Caroline Helwick

October 31, 2012

Rhinoplasty need not always involve a scalpel, according to plastic surgeons at the Plastic Surgery 2012: American Society of Plastic Surgeons Annual Meeting in New Orleans, Louisiana.

In one presentation, Onur Erol, MD, from the ONEP Plastic Surgery Science Institute in Istanbul, Turkey, described using injections of diced cartilage from the septum to fill small and large pockets in the nose, without the need for wrapping material. The method simulates the carved costal cartilage that is traditionally used for this purpose.

"The injection takes only few minutes...[and] the amount of injected cartilage graft is predictable, since it consists purely of cartilage," Dr. Erol explained.

He designed thin (0.2 × 12 cm) and thick (0.5 × 12 cm) stainless steel cartilage syringes. He fills the syringe with diced cartilage and then injects it into a prepared pocket in the dorsum, columella, or tip of the nose.

He reported excellent results in 621 patients who have been followed for 1 to 5 years. "The take of cartilage graft was complete, and the smooth surface that was obtained gave them a natural look," he said.

There was partial resorption of cartilage in only 29 patients. It was corrected by reinjecting a small amount of the diced cartilage. There were no cases of total or subtotal resorption.

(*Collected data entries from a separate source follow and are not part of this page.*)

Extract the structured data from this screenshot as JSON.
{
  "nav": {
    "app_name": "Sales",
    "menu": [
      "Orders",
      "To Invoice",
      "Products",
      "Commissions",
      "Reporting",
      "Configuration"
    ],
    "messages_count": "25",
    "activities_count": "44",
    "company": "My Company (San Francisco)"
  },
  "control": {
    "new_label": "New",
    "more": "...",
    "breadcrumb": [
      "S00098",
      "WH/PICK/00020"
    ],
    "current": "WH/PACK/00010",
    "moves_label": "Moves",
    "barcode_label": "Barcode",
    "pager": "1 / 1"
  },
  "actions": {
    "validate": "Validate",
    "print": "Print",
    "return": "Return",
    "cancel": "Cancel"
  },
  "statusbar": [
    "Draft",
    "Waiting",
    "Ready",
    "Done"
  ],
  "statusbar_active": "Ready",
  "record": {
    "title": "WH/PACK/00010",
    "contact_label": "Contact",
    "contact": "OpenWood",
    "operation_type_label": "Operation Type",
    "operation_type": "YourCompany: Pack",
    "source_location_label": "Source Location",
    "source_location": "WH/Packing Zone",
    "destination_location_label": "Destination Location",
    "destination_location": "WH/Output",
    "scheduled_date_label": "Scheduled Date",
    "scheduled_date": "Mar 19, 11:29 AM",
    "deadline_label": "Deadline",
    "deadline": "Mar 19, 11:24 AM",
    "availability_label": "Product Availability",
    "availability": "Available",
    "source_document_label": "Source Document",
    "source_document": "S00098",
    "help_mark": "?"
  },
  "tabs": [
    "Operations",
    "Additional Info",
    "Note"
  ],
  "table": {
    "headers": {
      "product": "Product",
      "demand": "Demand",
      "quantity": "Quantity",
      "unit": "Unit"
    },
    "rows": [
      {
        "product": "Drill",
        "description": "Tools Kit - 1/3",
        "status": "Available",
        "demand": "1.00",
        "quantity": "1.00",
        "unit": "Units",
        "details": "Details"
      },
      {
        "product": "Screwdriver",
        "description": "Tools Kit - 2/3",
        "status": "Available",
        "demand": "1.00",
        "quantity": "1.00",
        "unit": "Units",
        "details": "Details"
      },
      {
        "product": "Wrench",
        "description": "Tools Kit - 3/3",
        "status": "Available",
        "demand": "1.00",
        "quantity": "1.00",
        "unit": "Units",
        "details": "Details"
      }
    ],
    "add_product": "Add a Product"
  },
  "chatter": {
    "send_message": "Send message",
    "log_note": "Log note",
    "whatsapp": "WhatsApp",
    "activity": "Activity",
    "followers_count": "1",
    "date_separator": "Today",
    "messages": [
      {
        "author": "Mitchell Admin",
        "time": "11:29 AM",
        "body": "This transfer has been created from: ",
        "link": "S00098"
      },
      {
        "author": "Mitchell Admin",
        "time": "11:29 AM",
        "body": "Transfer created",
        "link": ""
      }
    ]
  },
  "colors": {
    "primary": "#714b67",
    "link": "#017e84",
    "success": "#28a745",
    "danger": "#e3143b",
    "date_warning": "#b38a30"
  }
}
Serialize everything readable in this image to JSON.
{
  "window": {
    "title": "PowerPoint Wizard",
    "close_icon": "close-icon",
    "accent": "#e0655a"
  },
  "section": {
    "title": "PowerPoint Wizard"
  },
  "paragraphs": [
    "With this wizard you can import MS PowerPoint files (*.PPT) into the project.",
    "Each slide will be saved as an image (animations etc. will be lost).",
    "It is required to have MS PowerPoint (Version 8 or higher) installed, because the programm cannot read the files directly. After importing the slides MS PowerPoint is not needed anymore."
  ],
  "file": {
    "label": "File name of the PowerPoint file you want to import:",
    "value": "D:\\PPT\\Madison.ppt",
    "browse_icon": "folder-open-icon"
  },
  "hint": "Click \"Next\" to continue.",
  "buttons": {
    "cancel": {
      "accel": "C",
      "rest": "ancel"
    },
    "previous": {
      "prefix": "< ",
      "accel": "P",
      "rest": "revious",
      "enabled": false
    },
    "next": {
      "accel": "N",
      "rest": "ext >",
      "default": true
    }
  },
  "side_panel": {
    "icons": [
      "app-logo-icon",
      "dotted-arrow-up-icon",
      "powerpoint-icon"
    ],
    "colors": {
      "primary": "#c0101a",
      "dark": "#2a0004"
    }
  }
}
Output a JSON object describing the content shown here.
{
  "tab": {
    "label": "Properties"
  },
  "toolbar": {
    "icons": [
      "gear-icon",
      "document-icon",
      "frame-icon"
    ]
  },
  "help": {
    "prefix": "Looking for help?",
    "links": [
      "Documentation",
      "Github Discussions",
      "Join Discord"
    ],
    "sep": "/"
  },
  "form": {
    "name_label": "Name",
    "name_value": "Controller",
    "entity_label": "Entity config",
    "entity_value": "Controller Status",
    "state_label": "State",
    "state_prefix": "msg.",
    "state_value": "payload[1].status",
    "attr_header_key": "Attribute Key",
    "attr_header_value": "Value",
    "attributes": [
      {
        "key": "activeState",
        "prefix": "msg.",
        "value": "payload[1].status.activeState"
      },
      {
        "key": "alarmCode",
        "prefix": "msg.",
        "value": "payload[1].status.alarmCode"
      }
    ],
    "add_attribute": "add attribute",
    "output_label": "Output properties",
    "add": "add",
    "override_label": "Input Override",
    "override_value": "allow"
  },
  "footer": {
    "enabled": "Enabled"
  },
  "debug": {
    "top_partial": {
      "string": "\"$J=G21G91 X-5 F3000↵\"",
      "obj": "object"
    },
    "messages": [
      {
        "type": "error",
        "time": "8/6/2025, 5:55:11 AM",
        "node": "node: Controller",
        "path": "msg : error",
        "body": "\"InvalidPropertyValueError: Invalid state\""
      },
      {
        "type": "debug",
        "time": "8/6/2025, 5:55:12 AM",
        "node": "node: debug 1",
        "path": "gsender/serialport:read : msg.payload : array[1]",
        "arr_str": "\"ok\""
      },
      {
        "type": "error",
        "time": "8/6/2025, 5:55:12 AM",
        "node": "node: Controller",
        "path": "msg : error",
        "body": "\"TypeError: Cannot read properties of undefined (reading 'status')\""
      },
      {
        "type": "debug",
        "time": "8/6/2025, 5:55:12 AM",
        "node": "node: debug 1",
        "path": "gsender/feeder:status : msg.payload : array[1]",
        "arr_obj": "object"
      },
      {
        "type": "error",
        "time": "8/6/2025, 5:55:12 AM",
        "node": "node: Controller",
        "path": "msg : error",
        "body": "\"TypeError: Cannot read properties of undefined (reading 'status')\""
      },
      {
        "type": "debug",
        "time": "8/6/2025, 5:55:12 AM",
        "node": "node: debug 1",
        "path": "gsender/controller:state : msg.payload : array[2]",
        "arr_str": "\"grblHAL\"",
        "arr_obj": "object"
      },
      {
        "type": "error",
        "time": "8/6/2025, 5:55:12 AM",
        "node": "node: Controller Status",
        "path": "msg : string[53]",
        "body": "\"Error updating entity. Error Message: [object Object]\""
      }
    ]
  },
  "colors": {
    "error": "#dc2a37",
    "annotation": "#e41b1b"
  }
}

Fat Grafting Alone or in Combination

In another presentation, the use of fat grafting, both alone and in combination with dissection, was described.

"Fat grafting can play a significant role in primary rhinoplasty. In a limited number of cases, nasal augmentation can be achieved with fat grafting alone," said first author Eser Yuksel, MD, from the Baylor College of Medicine in Houston, Texas.

Most surgeons use fat grafting to tweak outcomes after the initial surgery. "We have done that for 10 years; it helps, but in this study we used fat grafting solely or in combination with surgery for primary rhinoplasty," he explained.

"Even when we used it with traditional surgical techniques, the fat grafting allowed us to minimize the dissection and improve the skin quality due to preadipocyte contribution," he added.

In the study, 59 patients underwent primary rhinoplasty involving autologous fat grafting for nasal volume restoration and contour adjustment.

Twelve patients had external nasal fat grafting without dissection (i.e., fat grafting alone), whereas 47 had fat grafting as part of rhinoplasty in addition to cartilage grafting and other steps.

The anatomic distribution of the fat grafts included the tip (n = 10), columellar base (n = 18), proximal nasal bridge (n = 16), middle third of the dorsum (n = 24), nasion (n = 39), anterior columellar column (n = 13), and glabellar/forehead projection (n = 41).

Fat grafting was repeated 1 to 3 times at different time points and in various anatomical areas.

Ten independent assessors interpreted preoperative and postoperative photos at 8 weeks to evaluate improvement in the 59 subjects. The color and surface extraction method was used to quantify the projection differences. The results were scored as follows: grade 1, negative progression; grade 2, no significant change; grade 3, minimal improvement; and grade 4, significant improvement.

Overall, 36 patients had significant improvement (grade 4), 18 had minimal improvement (grade 3), 4 had no change (grade 2), and 1 had a negative result (grade 1).

Fat grafting produced improvements as the sole modality, but it was more effective in certain sites and when the defect was more planar, Dr. Yuksel noted.

Complications included tip excess related to vertical shift (n = 3), supratip fullness related to vertical shift (n = 4), and inadequate height that required additional grafting (n = 3).

"A Very Interesting Approach"

James Stuzin, MD, from Coconut Grove, Florida, who moderated the session on cosmetic surgery at the meeting, said he was particularly impressed with the use of diced cartilage to correct small and large defects.

"When you have an overresected bridge (i.e., a saddle nose deformity) in reoperative rhinoplasty, the traditional approach is to use costal cartilage to rebuild the bridge," he explained. In the Turkish study, diced cartilage from the nasal septum, as opposed to the rib, made into an injectable was used to correct large defects. "This is a very interesting approach," he noted.

He was not as impressed with the fat grafting because the assessment of the results was not rigorous. "In the past 5 to 7 years, we have seen a trend for using injectables such as Restylane and Juvéderm to correct minor defects nonsurgically. We can build up noses with these materials and it lasts 9 months to a year or so. This works well for small irregularities," he said.

"Fat is a biologic material, so you will see more patient variability in terms of graft survival. In my own patients, I've seen them look great at first, but the effect may not last. Fat grafting can work well, but it is less predictable," Dr. Stuzin said.

Dr. Erol, Dr. Yuksel, and Dr. Stuzin have disclosed no relevant financial relationships.

Plastic Surgery 2012: American Society of Plastic Surgeons (ASPS) Annual Meeting. Presented October 28, 2012.